I've been thinking about the 5 stages of grief. Identified by Dr. Elizabeth Kubler-Ross the 5 stages are commonly displayed by people facing their own, imminent death. The concept has become popularly associated with most any type of tragic or devastating occurrence. Not to make light of true tragedy, for I am acutely aware of how often we throw those kinds of words around, rendering their original intent nearly meaningless. In its own way this has been a devastating experience...being unemployed without the means to support myself, to pay my bills, to face retirement without a hope of normalcy. In the beginning I kind of wondered why - having acknowledged its seriousness - the situation was NOT freaking me out. Was it, in fact, denial - the first stage of grief? I think in some ways it was. I am still a little in denial, now hoping more than believing that I - unlike all the people I know in the same situation - I will find a job before the problem becomes serious. But the second half of stage 1 - isolation - WAS prominent. I was choosing not to see anyone or do anything when possible because it all seemed too frivolous. I felt I had to be conservative, workman-like in my day-to-day activity. Stage 1: check!

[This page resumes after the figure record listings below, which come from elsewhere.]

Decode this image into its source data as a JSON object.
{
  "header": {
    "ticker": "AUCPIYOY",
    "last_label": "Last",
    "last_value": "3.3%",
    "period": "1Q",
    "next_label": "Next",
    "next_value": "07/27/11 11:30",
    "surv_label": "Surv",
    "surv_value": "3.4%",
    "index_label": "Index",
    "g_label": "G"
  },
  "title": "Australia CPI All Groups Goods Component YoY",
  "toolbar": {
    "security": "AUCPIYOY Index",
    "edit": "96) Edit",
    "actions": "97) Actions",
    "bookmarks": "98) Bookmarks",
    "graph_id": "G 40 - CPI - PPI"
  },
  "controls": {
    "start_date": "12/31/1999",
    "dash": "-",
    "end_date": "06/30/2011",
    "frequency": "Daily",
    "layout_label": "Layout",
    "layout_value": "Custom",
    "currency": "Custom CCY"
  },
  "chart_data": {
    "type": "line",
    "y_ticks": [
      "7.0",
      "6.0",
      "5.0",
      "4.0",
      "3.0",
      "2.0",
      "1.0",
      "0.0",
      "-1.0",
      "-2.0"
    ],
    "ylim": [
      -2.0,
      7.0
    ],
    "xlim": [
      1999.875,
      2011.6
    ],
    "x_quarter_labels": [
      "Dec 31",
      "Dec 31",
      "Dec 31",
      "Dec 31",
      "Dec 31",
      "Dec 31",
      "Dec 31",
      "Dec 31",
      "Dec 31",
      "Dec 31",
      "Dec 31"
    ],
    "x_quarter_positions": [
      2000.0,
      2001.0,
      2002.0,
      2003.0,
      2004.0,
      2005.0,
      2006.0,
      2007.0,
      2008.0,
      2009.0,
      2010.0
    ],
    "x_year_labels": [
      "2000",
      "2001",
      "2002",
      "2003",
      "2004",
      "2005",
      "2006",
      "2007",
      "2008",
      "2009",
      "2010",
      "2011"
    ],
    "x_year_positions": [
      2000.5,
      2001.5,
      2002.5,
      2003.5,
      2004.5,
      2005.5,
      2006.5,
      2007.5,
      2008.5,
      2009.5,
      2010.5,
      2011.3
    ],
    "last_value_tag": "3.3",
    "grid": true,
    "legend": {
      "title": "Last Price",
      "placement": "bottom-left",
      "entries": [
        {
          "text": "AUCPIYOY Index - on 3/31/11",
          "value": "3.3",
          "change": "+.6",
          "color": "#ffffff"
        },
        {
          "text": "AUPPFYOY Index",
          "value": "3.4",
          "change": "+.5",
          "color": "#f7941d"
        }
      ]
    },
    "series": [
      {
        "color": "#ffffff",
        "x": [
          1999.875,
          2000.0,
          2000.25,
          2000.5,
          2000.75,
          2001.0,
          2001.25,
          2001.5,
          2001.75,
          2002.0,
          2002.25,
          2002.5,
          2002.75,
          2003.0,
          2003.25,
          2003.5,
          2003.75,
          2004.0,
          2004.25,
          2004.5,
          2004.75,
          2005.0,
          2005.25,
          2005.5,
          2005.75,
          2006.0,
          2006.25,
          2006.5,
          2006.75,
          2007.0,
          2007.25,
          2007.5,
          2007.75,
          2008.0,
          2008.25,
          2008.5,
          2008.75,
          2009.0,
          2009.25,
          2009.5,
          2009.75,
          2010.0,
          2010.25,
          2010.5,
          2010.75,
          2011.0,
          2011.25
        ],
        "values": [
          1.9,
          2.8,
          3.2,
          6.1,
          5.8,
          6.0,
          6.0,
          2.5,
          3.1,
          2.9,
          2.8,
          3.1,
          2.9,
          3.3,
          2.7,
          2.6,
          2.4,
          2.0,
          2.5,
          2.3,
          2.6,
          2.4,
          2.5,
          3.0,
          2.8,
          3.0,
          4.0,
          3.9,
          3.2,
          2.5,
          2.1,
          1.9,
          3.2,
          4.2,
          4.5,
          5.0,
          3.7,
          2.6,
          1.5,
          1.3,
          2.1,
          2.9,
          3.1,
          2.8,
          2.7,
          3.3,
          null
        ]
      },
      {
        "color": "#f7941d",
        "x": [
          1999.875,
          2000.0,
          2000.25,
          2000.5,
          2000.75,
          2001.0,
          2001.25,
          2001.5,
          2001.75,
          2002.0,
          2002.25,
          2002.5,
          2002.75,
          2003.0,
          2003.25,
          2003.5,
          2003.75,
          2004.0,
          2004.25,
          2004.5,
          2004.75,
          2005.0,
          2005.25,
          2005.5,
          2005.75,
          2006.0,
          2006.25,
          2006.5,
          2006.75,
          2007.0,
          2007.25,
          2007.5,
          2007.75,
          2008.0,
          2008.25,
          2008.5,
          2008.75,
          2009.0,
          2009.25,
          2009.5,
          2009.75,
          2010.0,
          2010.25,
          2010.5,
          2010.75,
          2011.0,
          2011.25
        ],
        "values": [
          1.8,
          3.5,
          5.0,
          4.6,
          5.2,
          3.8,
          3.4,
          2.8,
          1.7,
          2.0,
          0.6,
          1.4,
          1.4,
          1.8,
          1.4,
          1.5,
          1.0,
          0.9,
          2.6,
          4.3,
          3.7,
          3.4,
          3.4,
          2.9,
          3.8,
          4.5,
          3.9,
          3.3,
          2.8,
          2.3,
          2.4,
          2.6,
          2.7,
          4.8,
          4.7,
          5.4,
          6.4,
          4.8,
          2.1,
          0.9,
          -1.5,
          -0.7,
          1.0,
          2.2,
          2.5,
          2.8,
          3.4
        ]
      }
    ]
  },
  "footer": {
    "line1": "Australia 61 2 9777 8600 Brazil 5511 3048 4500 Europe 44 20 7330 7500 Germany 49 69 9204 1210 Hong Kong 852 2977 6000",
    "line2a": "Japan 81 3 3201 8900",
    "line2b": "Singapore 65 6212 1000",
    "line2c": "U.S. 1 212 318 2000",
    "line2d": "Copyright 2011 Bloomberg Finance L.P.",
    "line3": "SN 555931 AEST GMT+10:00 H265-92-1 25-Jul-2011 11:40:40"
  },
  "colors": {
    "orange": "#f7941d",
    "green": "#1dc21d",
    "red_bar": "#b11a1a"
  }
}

Stage 2, Anger. I don't know that I was angry. I didn't blame the company or anyone in it, I didn't rail against God and humanity. But then I realized, as time went by, I was beginning to become infuriated at the situation itself. How could I, a person who always played by the rules, who never took anything from anyone, who has done everything necessary to be a responsible self-supporting "good citizen," be in this situation? How unfair is it that the unscrupulous businessmen/bankers/brokers et al are getting handouts from the government to save them from themselves and I'm on my own. Stage 2: check!
Stage 3, Bargaining. I didn't exactly skip stage 3 but my bargaining was a little more subtle. I gave myself a month to be unemotional, proactive and hopeful. Well the month came and went with no change. I gave myself one more week because, after all, there were some hopeful signs. The week came and went. I gave myself another day and the day came and went. Stage 3: check!
Stage 4, Depression? Hmm, stage 4. Suffice it to say for the first time - there were tears. Stage 4: check!
And stage 5, Acceptance? I'm not sure. Yes I've accepted "it" for what it is. And this is really where the analogy falls apart. I can say I have accepted it but, unlike one in the throes of a real tragedy - I will go on. My acceptance is only of a revised way of life - not the end of one. That's what I need to hold onto. I need to get over myself - it's not a tragedy - it's a setback. I have started doing things again. I have days I feel positive about the changes to come. I will likely have to embrace a new way of living,. I will likely have to make some decisions that do not come easily to me. I am already a little taken aback at my lack of a decisive direction. Maybe - since this isn't about a tragedy of that magnitude - maybe the fifth stage in this process - of forced reinvention - is Action.